Contrariamente a quanto filtrato nei giorni scorsi, nessun intervento umano (della Protezione Civile), ma molto probabilmente una frana ha danneggiato il sito della nidificazione di Etosauro di Dogna, che risalirebbe a ben 220 milioni di anni fa. Due nidi distrutti completamente, un altro danneggiato, la presenza di un cantiereavevano fatto ritenere che fosse stata proprio l’opera di una ruspa a rovinare, seppur inconsapevolmente e incolpevolmente un inestimabile patrimonio culturale studiato dagli scienziati e dalle università di tutto il mondo. La Soprintendenza del Friuli Venezia Giulia, ricevuta la segnalazione da parte del paleontologo Fabio Marco Dalla Vecchia del danneggiamento, si è attivata immediatamente. Una comunicazione dell’accaduto perché fossero fermati i lavori è stata inviata alla Protezione civile regionale, ma questa non ha potuto fare nulla. «Per la semplice ragione – spiega il direttore regionale, Guglielmo Berlasso – che il cantiere in questione non è nostro. E il modo di procedere che adottiamo sempre nell’allestimento dei lavori, è quello di convocare la conferenza dei servizi dalla quale possono emergere questo tipo di questioni. Nel caso di Dogna, quindi, la Protezione civile non centra nulla. C’è da dire poi che il sito non è vincolato e che a noi, in ogni caso, nessuna segnalazione sulla sua presenza e sulla sua importanza era stata fatta. La Protezione civile si occupa di prevenire situazioni a rischio per la popolazione e il territorio, ma è sempre attenta e sensibile a tutti gli aspetti culturali e ambientali presenti».

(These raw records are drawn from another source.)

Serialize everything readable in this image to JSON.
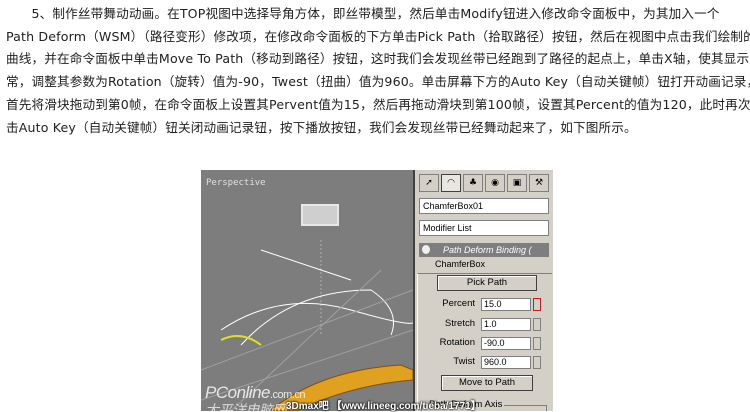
{
  "article": {
    "lines": [
      "　　5、制作丝带舞动动画。在TOP视图中选择导角方体，即丝带模型，然后单击Modify钮进入修改命令面板中，为其加入一个",
      "Path Deform（WSM）（路径变形）修改项，在修改命令面板的下方单击Pick Path（拾取路径）按钮，然后在视图中点击我们绘制的",
      "曲线，并在命令面板中单击Move To Path（移动到路径）按钮，这时我们会发现丝带已经跑到了路径的起点上，单击X轴，使其显示正",
      "常，调整其参数为Rotation（旋转）值为-90，Twest（扭曲）值为960。单击屏幕下方的Auto Key（自动关键帧）钮打开动画记录，",
      "首先将滑块拖动到第0帧，在命令面板上设置其Pervent值为15，然后再拖动滑块到第100帧，设置其Percent的值为120，此时再次单",
      "击Auto Key（自动关键帧）钮关闭动画记录钮，按下播放按钮，我们会发现丝带已经舞动起来了，如下图所示。"
    ]
  },
  "viewport": {
    "label": "Perspective",
    "watermark": "PConline",
    "watermark_suffix": ".com.cn",
    "watermark_cn": "太平洋电脑网"
  },
  "command_panel": {
    "object_name": "ChamferBox01",
    "modifier_list": "Modifier List",
    "stack_top": "Path Deform Binding (",
    "stack_base": "ChamferBox",
    "pick_path": "Pick Path",
    "params": [
      {
        "label": "Percent",
        "value": "15.0"
      },
      {
        "label": "Stretch",
        "value": "1.0"
      },
      {
        "label": "Rotation",
        "value": "-90.0"
      },
      {
        "label": "Twist",
        "value": "960.0"
      }
    ],
    "move_to_path": "Move to Path",
    "group_title": "Path Deform Axis"
  },
  "credit": "3Dmax吧 【www.lineeg.com/tieba/1771】",
  "colors": {
    "viewport_bg": "#7d7d7d",
    "ribbon": "#e0a020",
    "panel_bg": "#d4d0c8",
    "highlight": "#c02020"
  }
}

Alcuni lavori di sistemazione di una frana a Chiout Zucuin, in effetti, sono stati avviati da pochi giorni dalla Direzione delle foreste (e non dalla Protezione civile come erroneamente segnalato dai palentologi e dal Comune e pubblicato ieri), ma il cantiere non riguarda direttamente la zona dei fossili, come ha stabilito una immediata e accurata indagine dell’ufficio. I forestali, intervenuti con sensibilità e celerità, hanno escluso come "non plausibile" un intervento delle macchine del cantiere, portato all’ipotesi del franamento naturale di una pare del sito, dimostrato anche da alcune fotografie scattate da appassionati un mese fa che mostravano il danneggiamento. La Soprintendenza ha comunque comunicato l’intenzione di realizzare al più presto dei calci dei nidi rimasti, per evitare ulteriori perdite e permettere lo studio dei fossili.

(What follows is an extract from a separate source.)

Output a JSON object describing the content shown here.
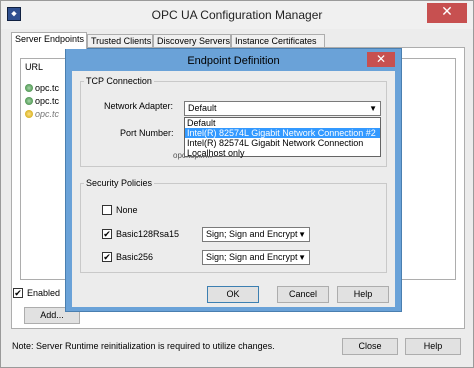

Lo straordinario patrimonio paleontologico del Friuli Venezia Giulia, che ne fa una delle regioni più importanti al mondo per la concentrazione e la varietà di fossili (si va da reperti di 450 milioni di anni fa fino alle epoche più recenti senza praticamente soluzione di continuità), vive comunque in uno stato di rischio continuo. Distribuito diffusamente sul territorio, soggetto nel bene (spesso sono frane e alluvioni a svelare i fossili) e nel male ai cambiamenti naturali, è minacciato dai molti cantieri di lavoro. Dall’altra parte è praticamente impossibile per un non specialista riconoscere, prima ancora dell’importanza scientifica, lo stesso fossile. Recentemente il Museo friulano di storia naturale di Udine, che ospita una notevole collezione di reperti rinvenuti sul territorio regionale, ha pubblicato un libro, di Fabio Marco Dalla Vecchia, nel quale sono illustrate tutti i giacimenti fossili finora conosciuti e la varietà delle specie esistenti e che costituisce un primo tentativo di censire i siti e di creare la sensibilità opportunità nell’opinione pubblica e le condizioni normative nelle istituzioni, perché vengano preservati e valorizzati.